Open danieldk opened 5 years ago
I would separate string distance/sequence alignment from tokenization. They are useful for a lot of other things, e.g. we use them for restoring case in named entities after lemmatization. It has all kinds of tricky corner cases and we use sequence alignment to identify characters that may have changed in case conversions. Another example are 'Chrupała-style' lemmatizers, which rely on edit scripts.
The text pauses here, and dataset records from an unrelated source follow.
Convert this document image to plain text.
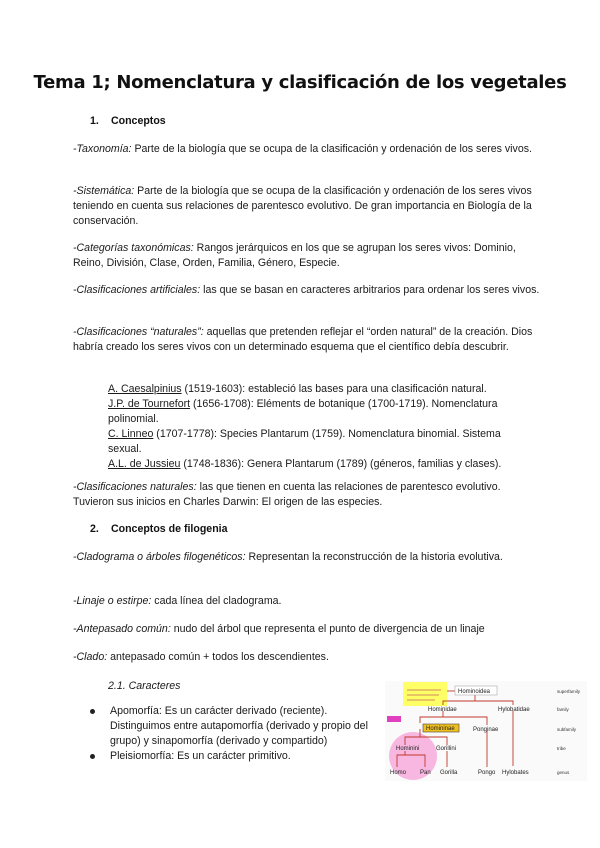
Tema 1; Nomenclatura y clasificación de los vegetales
1. Conceptos
-Taxonomía: Parte de la biología que se ocupa de la clasificación y ordenación de los seres vivos.
-Sistemática: Parte de la biología que se ocupa de la clasificación y ordenación de los seres vivos teniendo en cuenta sus relaciones de parentesco evolutivo. De gran importancia en Biología de la conservación.
-Categorías taxonómicas: Rangos jerárquicos en los que se agrupan los seres vivos: Dominio, Reino, División, Clase, Orden, Familia, Género, Especie.
-Clasificaciones artificiales: las que se basan en caracteres arbitrarios para ordenar los seres vivos.
-Clasificaciones “naturales”: aquellas que pretenden reflejar el “orden natural” de la creación. Dios habría creado los seres vivos con un determinado esquema que el científico debía descubrir.
A. Caesalpinius (1519-1603): estableció las bases para una clasificación natural.
J.P. de Tournefort (1656-1708): Eléments de botanique (1700-1719). Nomenclatura polinomial.
C. Linneo (1707-1778): Species Plantarum (1759). Nomenclatura binomial. Sistema sexual.
A.L. de Jussieu (1748-1836): Genera Plantarum (1789) (géneros, familias y clases).
-Clasificaciones naturales: las que tienen en cuenta las relaciones de parentesco evolutivo. Tuvieron sus inicios en Charles Darwin: El origen de las especies.
2. Conceptos de filogenia
-Cladograma o árboles filogenéticos: Representan la reconstrucción de la historia evolutiva.
-Linaje o estirpe: cada línea del cladograma.
-Antepasado común: nudo del árbol que representa el punto de divergencia de un linaje
-Clado: antepasado común + todos los descendientes.
2.1. Caracteres
Apomorfía: Es un carácter derivado (reciente). Distinguimos entre autapomorfía (derivado y propio del grupo) y sinapomorfía (derivado y compartido)
Pleisiomorfía: Es un carácter primitivo.
Hominoidea
Hominidae	Hylobatidae
Homininae	Ponginae
Hominini	Gorillini
Homo Pan Gorilla	Pongo Hylobates
superfamily
family
subfamily
tribe
genus
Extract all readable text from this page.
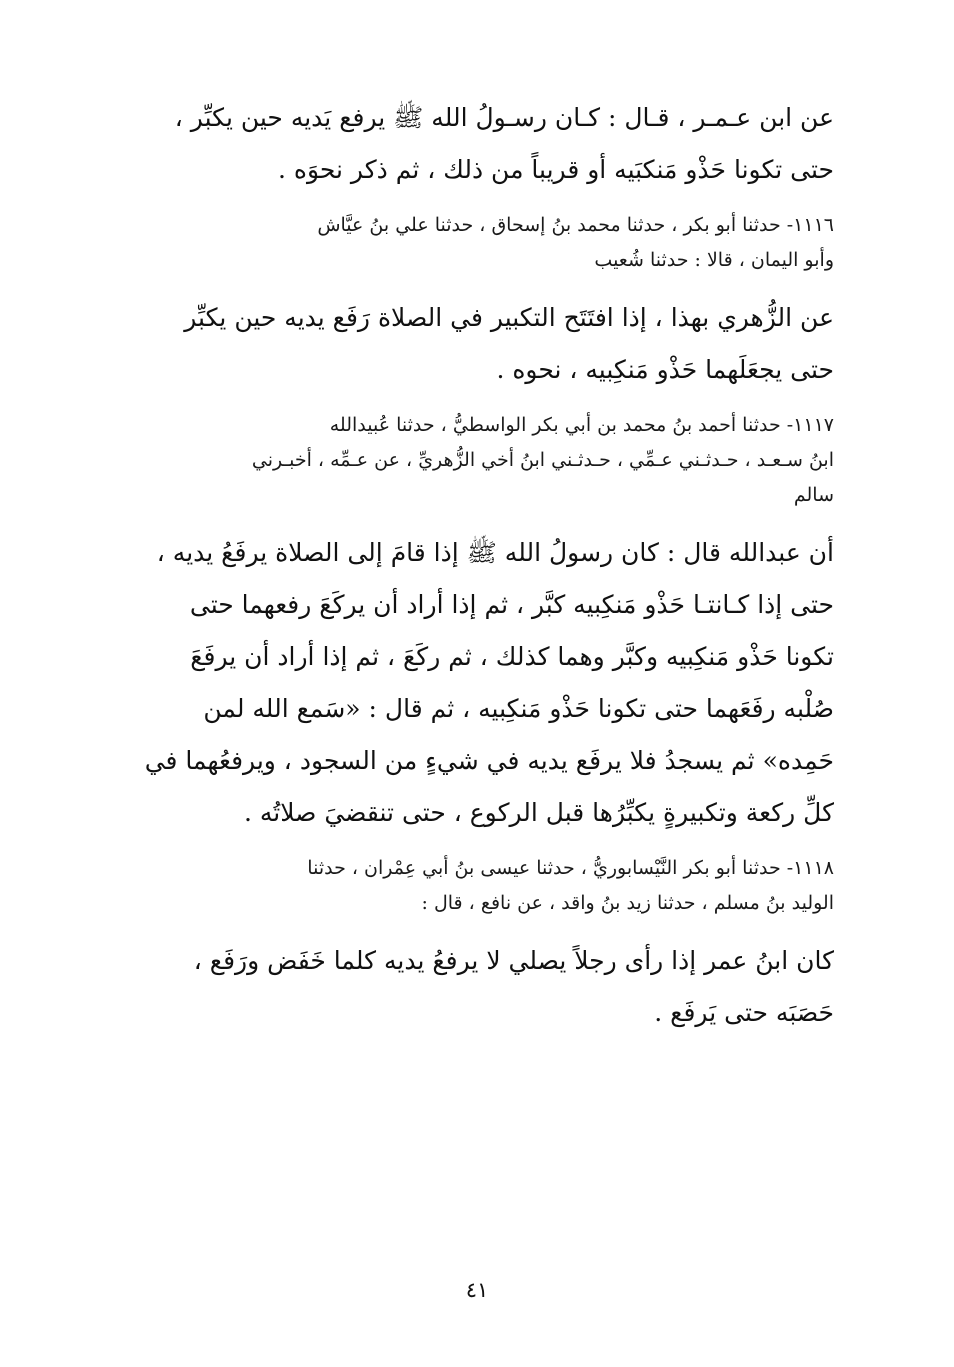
عن ابن عـمـر ، قـال : كـان رسـولُ الله ﷺ يرفع يَديه حين يكبِّر ،
حتى تكونا حَذْو مَنكبَيه أو قريباً من ذلك ، ثم ذكر نحوَه .
١١١٦- حدثنا أبو بكر ، حدثنا محمد بنُ إسحاق ، حدثنا علي بنُ عيَّاش
وأبو اليمان ، قالا : حدثنا شُعيب
عن الزُّهري بهذا ، إذا افتَتَح التكبير في الصلاة رَفَع يديه حين يكبِّر
حتى يجعَلَهما حَذْو مَنكِبيه ، نحوه .
١١١٧- حدثنا أحمد بنُ محمد بن أبي بكر الواسطيُّ ، حدثنا عُبيدالله
ابنُ سـعـد ، حـدثـني عـمِّي ، حـدثـني ابنُ أخي الزُّهريِّ ، عن عـمِّه ، أخبـرني
سالم
أن عبدالله قال : كان رسولُ الله ﷺ إذا قامَ إلى الصلاة يرفَعُ يديه ،
حتى إذا كـانتـا حَذْو مَنكِبيه كبَّر ، ثم إذا أراد أن يركَعَ رفعهما حتى
تكونا حَذْو مَنكِبيه وكبَّر وهما كذلك ، ثم ركَعَ ، ثم إذا أراد أن يرفَعَ
صُلْبه رفَعَهما حتى تكونا حَذْو مَنكِبيه ، ثم قال : «سَمع الله لمن
حَمِده» ثم يسجدُ فلا يرفَع يديه في شيءٍ من السجود ، ويرفعُهما في
كلِّ ركعة وتكبيرةٍ يكبِّرُها قبل الركوع ، حتى تنقضيَ صلاتُه .
١١١٨- حدثنا أبو بكر النَّيْسابوريُّ ، حدثنا عيسى بنُ أبي عِمْران ، حدثنا
الوليد بنُ مسلم ، حدثنا زيد بنُ واقد ، عن نافع ، قال :
كان ابنُ عمر إذا رأى رجلاً يصلي لا يرفعُ يديه كلما خَفَض ورَفَع ،
حَصَبَه حتى يَرفَع .
٤١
String distances are of course, also used a lot in information retrieval to do fuzzy matching. But in such cases Levensthein automata are often more efficient (to avoid matching against a word list). This is supported by burntsushi's fst-levenshtein
crate:
https://crates.io/crates/fst-levenshtein
We have developed a very generic crate for sequence alignment:
https://docs.rs/seqalign/0.2.1/seqalign/
It is generic both over the type of data to be aligned (characters, bytes, molecules), and the set of edit operations. So, you can create your own alignment types or distances by combining different operations or inventing new opeartions. So, in contrast to most other alignment/distance crates, it is not limited to a fixed set of measures.
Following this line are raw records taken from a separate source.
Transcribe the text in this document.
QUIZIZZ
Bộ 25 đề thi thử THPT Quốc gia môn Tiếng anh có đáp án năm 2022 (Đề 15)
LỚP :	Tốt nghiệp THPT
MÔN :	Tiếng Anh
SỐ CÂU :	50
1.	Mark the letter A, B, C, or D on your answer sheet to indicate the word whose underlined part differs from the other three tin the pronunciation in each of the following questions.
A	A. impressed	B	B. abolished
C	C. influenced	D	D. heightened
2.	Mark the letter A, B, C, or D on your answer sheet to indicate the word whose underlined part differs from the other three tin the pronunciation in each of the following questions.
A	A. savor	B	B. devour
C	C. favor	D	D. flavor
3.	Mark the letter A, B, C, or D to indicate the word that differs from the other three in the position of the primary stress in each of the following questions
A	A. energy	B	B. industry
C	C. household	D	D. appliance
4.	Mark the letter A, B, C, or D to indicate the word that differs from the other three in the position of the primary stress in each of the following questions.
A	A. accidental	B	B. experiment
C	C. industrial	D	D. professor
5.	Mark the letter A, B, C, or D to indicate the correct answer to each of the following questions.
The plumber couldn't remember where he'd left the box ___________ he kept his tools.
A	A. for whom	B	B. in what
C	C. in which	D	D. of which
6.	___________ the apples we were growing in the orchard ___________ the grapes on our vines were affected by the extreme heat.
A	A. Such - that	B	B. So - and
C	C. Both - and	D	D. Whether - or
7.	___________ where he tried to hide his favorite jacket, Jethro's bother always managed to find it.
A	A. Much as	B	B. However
Rust binding for the Alpino tokenizer (for Dutch):
For FST-based tokenizer, I re-implemented the c++ library OpenFST in full Rust : https://github.com/Garvys/rustfst (And it has better performances than OpenFST 😅 ) Might prove usefull. In the OpenFST doc, it is explained how it can be used to create tokenizers : http://www.openfst.org/twiki/bin/view/FST/FstExamples
I have also created bindings for the sentencepiece
unsupervised tokenizer:
https://crates.io/crates/sentencepiece
Still have to bind the training parts. But currently, it allows one to load up a sentencepiece model and tokenize text.
Nice ! 👍
Also https://github.com/huggingface/tokenizers recently.
Do we want to include string distance metrics as part of tokenization or a separate project? In this light, would it make sense to include string distance metrics (e.g., levenshtein, jaro, etc..) as part of a larger package for distance metrics in general (e.g. euclidean, haversine, etc...).